Following Maine’s first expansion of MaineCare eligibility in 2003, Sweetser saw an increase of 25 percent in Medicare- and Medicaid-related revenue, according to tax documents.
The Medicaid expansion proposal presently under consideration is significantly larger than the first expansion, meaning Sweetser’s slice of taxpayer pie could grow even more. The current proposal Eves is pushing could mean an increase of $20 million or more in Sweetser’s taxpayer-funded revenue stream, as Medicaid would pay for up to 70,000 new taxpayer-funded clients.
Although Eves has said that he began a leave of absence from Sweetser in January, thus negating the appearance of a conflict of interest, several additional emails show that the Speaker has continued to represent himself as Sweetser’s director of business development.

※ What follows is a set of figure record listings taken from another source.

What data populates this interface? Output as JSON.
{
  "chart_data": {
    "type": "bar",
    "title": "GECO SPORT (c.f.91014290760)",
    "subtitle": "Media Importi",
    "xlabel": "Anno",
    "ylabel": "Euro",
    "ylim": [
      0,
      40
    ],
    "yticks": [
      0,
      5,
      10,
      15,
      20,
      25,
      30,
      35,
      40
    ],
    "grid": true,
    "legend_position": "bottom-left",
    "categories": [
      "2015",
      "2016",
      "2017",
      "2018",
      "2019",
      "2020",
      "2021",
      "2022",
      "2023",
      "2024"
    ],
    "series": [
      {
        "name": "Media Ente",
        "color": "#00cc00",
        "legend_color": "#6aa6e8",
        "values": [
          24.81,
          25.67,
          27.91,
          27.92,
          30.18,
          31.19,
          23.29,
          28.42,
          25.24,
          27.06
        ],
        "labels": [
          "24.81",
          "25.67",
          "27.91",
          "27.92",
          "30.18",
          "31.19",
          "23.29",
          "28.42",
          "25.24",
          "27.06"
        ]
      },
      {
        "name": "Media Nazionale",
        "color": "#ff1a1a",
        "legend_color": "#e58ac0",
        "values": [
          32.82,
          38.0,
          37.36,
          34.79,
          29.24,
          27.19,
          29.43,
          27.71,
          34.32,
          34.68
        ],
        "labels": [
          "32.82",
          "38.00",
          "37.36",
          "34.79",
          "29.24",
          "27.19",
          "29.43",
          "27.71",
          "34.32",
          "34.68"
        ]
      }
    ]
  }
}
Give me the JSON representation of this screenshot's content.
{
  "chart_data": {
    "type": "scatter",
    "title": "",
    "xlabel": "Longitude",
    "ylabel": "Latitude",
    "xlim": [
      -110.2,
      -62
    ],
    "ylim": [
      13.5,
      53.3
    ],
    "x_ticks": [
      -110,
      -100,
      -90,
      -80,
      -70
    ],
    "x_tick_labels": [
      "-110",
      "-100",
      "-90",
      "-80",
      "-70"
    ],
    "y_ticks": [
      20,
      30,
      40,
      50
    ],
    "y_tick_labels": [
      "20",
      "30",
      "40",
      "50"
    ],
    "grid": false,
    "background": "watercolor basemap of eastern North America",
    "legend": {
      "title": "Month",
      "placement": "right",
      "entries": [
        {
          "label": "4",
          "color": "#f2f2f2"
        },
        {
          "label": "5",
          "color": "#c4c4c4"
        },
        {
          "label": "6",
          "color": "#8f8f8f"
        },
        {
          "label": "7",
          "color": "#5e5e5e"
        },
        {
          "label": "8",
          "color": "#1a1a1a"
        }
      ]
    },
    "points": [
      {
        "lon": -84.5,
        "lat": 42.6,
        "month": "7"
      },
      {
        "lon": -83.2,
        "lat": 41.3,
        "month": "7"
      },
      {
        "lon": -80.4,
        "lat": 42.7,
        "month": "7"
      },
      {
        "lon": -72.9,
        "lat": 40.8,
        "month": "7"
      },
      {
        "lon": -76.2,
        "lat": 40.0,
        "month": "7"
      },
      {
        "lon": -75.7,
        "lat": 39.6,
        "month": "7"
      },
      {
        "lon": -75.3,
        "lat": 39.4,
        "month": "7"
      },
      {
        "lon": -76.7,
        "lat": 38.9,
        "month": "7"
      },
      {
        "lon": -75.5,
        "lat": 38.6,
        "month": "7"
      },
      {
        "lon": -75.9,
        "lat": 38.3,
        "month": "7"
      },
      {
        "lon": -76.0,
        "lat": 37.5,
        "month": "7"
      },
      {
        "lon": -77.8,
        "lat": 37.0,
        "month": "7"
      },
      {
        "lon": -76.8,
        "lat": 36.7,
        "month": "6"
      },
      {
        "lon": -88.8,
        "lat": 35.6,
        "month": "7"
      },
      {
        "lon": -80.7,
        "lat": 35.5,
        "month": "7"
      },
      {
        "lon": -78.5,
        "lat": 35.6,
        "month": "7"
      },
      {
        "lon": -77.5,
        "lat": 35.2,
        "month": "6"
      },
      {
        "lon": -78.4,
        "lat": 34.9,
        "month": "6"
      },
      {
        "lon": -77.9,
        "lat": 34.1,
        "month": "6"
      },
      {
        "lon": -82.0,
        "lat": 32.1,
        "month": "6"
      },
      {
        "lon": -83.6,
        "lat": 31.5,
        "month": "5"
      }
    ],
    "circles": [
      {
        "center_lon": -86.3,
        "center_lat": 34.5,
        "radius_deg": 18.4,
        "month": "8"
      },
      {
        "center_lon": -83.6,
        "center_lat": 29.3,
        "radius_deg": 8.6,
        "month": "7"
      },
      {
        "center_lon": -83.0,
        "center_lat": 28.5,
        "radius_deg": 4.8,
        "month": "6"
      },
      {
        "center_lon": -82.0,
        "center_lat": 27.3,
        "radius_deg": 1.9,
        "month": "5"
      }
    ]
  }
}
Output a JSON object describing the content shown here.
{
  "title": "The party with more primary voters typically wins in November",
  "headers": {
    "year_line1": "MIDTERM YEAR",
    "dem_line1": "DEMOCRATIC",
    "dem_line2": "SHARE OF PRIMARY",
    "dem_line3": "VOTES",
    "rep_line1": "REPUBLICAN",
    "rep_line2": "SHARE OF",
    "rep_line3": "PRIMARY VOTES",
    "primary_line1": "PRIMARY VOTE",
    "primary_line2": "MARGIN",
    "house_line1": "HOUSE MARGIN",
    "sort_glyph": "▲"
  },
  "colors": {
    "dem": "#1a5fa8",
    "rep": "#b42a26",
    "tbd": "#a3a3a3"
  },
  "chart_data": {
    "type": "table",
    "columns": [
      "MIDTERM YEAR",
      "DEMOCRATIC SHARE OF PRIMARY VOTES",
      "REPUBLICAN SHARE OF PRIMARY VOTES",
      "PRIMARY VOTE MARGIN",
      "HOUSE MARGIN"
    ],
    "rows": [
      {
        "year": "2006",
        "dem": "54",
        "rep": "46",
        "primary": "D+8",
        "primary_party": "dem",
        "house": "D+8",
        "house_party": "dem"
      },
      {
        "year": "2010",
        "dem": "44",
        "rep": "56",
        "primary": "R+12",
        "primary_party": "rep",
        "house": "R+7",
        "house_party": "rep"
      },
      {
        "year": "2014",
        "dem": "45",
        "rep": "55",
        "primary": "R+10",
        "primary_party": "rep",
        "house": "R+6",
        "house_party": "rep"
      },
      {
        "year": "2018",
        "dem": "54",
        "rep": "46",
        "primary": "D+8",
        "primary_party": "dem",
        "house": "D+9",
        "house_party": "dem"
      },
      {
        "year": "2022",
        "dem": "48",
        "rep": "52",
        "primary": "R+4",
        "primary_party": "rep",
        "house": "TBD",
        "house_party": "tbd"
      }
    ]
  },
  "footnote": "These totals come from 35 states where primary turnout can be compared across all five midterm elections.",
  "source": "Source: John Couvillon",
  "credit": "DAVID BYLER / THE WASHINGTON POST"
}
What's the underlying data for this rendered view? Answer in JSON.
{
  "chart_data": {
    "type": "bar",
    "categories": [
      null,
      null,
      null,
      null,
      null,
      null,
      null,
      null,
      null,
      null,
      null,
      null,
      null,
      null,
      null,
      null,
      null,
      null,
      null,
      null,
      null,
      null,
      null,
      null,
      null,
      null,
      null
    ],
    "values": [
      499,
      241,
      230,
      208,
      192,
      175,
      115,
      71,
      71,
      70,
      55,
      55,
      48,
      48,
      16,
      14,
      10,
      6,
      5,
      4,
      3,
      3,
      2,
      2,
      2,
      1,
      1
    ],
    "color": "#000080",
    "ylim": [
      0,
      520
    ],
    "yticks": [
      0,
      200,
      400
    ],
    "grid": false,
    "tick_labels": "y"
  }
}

In one March 10 email exchange, Ramona du Houx, owner of Maine Insights, offers Eves and his communications director Jodi Quintero an advanced preview of an interview featuring the speaker. The story, which presumably was fact-checked by the Speaker’s office, states: “When not in Augusta, [Eves] is helping people resolve conflicts, as a marriage and family therapist, and serves as business development director for Sweetser, a statewide behavioral health-care organization for children, adults, and families.”
Similar emails containing copies of Eves’ biography clearly imply that Eves is the current director of business development at Sweetser.
An email from Sean Smith on April 2 states, “In his professional life, Speaker Eves is a marriage and family therapist by training and serves as the business development director for Sweetser, a state-wide behavioral health care organization for children, adults and families.”
Indeed, nearly every mention of Eves’ biography included in the emails reflects his current and active role as business development director for Sweetser. Eves’ public LinkedIn.com profile also lists his current employers as “State of Maine, Sweetser, Private Practice.”
In an Aug. 19 email from Quintero, subject line “Updated bio for Governing Magazine,” Eves’ updated biography initially included similar language reflecting his role as director of business development for Sweetser. But according to the emails, Eves requested an edit, replying: “lools god just take out sweetser stuff. Thx”.
It is unclear from the emails why Eves suggests removal of the “sweetser stuff.”
Additional emails show that Sweetser employees have taken advantage of their special connection with one of the most powerful Democratic lawmakers.
In a Jan. 21 email to Eves, Silas Paul Archambault, who claims to be an employee of Sweetser, writes, “I am pleased to learn that I now have a direct constituency with you as our Speaker.”
“I have no specific requests or demands at the moment,” he writes.
In a second email, a woman who claims to work for Sweetser lobbies Eves on MaineCare and Medicare reimbursements for Licensed Clinical Professional Counselors.
Expanding MaineCare as proposed by Eves and other legislative Democrats would cost Maine taxpayers $70 million in FY 2016-17, $102 million in FY 2018-19 and $150 million in FY 2020-21, according to estimates from the Maine Department of Health and Human Services.
The proposal was defeated in the first session of the 126th Legislature and reconsideration of a defeated proposal in the second regular session is prohibited under the rules of the Legislature. However, Eves has said he plans to ignore the rule in order to bring Medicaid expansion back.